El mundo se ensanchó más allá de lo imaginable porque te convertiste en múltiples personajes. Aprendiste que se puede contar más allá de lo escrito porque, en ese camino de la literatura que Rosa Montero describe como amargo, decepcionante y, a menudo, humillante se encuentran los hilos que manejan tus entresijos y también los que te conectan con tu lector. La complicidad con el desconocido que, tan desnudo y vulnerable como tú, se rinde ante las palabras que antes te poseyeron a ti. Él subraya pasajes que ya no son solo tuyos, que son de todos, y esa exposición en rotulador fosforescente no resta intimidad, sino que la potencia. Te ha entendido mejor de lo que creías posible. Podría haberlo escrito él, pero no lo ha hecho, para eso estás tú, para volcar tu vida en la vida de otros y generar una antes y un después, un olor y un sabor. Para que se mire en tu espejo y sienta que son sus alegrías, sus tristezas, sus amores, sus desgracias las que tú estás dibujando. Para que os fundáis en dos caras de la misma moneda.

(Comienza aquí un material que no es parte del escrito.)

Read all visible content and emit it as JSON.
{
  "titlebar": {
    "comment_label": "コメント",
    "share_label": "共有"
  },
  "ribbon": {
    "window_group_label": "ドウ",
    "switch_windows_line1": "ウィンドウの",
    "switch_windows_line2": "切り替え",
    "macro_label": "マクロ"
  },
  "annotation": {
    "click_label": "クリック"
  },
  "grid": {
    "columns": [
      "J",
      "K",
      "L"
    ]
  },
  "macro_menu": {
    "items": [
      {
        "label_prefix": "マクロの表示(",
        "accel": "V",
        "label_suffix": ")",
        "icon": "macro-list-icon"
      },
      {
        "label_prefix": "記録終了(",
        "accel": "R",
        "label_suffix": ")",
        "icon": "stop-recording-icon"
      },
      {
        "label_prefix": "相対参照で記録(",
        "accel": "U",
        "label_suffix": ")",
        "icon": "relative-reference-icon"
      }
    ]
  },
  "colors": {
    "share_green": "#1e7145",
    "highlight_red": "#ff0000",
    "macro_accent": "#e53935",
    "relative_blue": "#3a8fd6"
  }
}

Podrías detallar cuál era tu rutina antes de dedicarte a escribir, a qué hora te levantabas, a qué destinabas las horas de tu agenda, pero te es imposible recordar quién eras. No sabes para qué te levantabas cada mañana, de qué estaban hechos tus sueños o si los tenías. Has olvidado desde dónde observabas esta vida que ahora solo concibes como una concatenación de historias que se entremezclan con la tuya. Tú no sabías que se podía ser tan feliz. No tenías ni idea de lo surrealista y sanador que es crear algo que antes no existía, cuán superlativo es colarte en los corazones ajenos desde el propio, que la vida es mucho más vida cuando decides escribirla.